Hacía tiempo que me rondaba por la cabeza la idea de colaborar en algún lugar al otro lado del mundo, así que me puse en marcha y comencé a mirar. Aún tengo muy presente el campo de trabajo que organizamos en Monzón en 2014, guardo tan buen recuerdo que esta vez quería ser yo la que participase en uno de ellos. Además era mi última oportunidad porque la edad máxima es de 30 años, así que no podía dejarla pasar. Había múltiples destinos entre los que elegir, pero yo tenía claro que no quería pasar calor así que decidí ir a ¡Rusia! ;). Y en ese país vi justamente que había un campamento con el lema: “SPRINGBOARD: LET´S JUMP TO ACTIVE LIFE”.

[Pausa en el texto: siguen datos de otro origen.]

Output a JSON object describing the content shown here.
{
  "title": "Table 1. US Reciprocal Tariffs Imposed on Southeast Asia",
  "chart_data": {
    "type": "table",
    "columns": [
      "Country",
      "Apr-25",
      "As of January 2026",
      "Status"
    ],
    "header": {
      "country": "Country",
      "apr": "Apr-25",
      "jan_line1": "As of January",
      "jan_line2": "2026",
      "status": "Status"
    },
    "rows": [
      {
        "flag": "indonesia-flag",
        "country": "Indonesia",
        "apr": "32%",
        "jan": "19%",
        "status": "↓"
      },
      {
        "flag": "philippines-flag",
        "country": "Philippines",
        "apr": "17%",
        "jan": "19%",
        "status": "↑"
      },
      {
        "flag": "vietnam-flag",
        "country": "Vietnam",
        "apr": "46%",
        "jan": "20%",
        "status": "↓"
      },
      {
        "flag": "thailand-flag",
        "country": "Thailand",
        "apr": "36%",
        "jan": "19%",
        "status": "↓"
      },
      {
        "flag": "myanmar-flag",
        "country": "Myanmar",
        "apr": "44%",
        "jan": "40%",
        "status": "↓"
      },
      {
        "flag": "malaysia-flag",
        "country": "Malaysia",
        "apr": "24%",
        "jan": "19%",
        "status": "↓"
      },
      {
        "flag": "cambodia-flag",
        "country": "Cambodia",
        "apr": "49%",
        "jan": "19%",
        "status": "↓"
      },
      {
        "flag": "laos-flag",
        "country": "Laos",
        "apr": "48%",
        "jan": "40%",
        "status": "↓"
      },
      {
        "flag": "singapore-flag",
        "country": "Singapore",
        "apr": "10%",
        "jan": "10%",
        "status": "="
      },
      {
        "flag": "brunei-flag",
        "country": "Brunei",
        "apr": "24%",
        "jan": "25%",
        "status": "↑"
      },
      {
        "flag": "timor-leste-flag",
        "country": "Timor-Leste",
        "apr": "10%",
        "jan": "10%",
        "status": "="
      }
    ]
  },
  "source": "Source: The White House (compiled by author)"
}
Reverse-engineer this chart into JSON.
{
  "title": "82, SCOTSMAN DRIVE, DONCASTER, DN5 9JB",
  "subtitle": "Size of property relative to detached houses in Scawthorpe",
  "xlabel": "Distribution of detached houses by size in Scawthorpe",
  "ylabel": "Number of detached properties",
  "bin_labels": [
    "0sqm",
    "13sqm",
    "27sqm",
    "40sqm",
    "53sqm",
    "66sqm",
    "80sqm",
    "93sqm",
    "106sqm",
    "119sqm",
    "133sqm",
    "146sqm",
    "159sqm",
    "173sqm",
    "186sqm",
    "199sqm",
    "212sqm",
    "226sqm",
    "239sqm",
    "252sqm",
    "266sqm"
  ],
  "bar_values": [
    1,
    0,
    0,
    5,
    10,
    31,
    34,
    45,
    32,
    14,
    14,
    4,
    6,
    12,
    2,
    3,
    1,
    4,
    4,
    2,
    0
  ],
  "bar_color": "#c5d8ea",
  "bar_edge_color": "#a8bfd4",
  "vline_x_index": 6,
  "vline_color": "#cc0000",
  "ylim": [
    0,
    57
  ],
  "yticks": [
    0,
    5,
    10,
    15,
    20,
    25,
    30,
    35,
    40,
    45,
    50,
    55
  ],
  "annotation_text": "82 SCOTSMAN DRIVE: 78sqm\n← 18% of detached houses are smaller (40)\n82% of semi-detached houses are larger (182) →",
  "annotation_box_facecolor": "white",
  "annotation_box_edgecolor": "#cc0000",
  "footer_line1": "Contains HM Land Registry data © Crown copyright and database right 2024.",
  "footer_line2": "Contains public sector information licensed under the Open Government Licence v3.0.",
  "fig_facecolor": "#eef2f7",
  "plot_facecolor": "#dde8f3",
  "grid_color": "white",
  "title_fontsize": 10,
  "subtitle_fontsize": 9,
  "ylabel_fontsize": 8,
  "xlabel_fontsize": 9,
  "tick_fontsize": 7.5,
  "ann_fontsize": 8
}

¿Qué experiencias has vivido? 

Desde el principio mi reflexión fue: “experiencias diferentes, aventuras para vivir y sonrisas a repartir”. Sinceramente creo que con este tipo de vivencias te reconviertes interiormente, porque te llena muchísimo ver como 70 chavales con nacionalidad rusa -junto a monitores- realizan actividades con apenas recursos. Y se lo pasan genial, tanto que un simple tronco del bosque servía para realizar equilibrios o sentarnos alrededor de la hoguera. De hecho, ni la distancia de miles de kilómetros que me separaba de casa ni la mala climatología, con muchos días pasados por agua, ha impedido que disfrute de él.

¿Qué es lo que más te ha marcado?

La climatología para mí ha sido lo más duro. Los relámpagos y truenos en medio del bosque se asemejaban a una noche de terror. Pero me di cuenta que si los chavales estaban igual de contentos, jugando como si no lloviera, no tenía motivos para ser yo la “miedica”. Así que me hacía la fuerte y seguía jugando con ellos empapada de agua y barro hasta los tobillos. Nunca lo olvidaré… Además la comunicación con la familia y amigos ha sido casi nula puesto que en medio de un bosque solo teníamos un río cerca para coger agua y un generador que producía luz junto con las linternas que llevábamos. En mi caso fue una promesa interior el hecho de estar desconectada completamente de aparatos electrónicos y logré superarlo durante esos días.

¿Cuál es tu balance?

Más que positivo, está claro, ha sido una de las mejores cosas de la vida. Recuerdo la última noche cuando ya te despides y ves a chavales y monitores que con un corazón enorme te dicen todo lo que les has aportado. Y sinceramente, si me pongo a pensarlo, todavía estoy muy sensible a las palabras que me dejaron escritas en pequeños papelitos. Sensible ante los abrazos, los gestos y todo lo que me han llegado a aportar en estos días. Sinceramente no se puede explicar, ¡hay que vivirlo!

¿Qué pretendes conseguir contando tu experiencia? 

Algo muy importante para mí es invitar a que los jóvenes participen en este tipo de iniciativas que se organizan desde el Gobierno de Aragón, ya que muchas veces desconocemos dicha información. Pensamos que el idioma puede ser un hándicap para realizarlo pero no es así, convives con sus costumbres que te aportan y te llenan en tu vida. Son aspectos que realmente muchas veces no se valoran.

¿Volverás?

Esa es la palabra clave que se me quedará guardadita. Qué alegría te aporta que los miembros de la organización te lo pregunten… Pero considero que debo dejar hueco para otras personas que vengan detrás y puedan tener la misma oportunidad que yo he tenido. Ahora simplemente puedo decir ¡GRACIAS! a todos los que me han apoyado.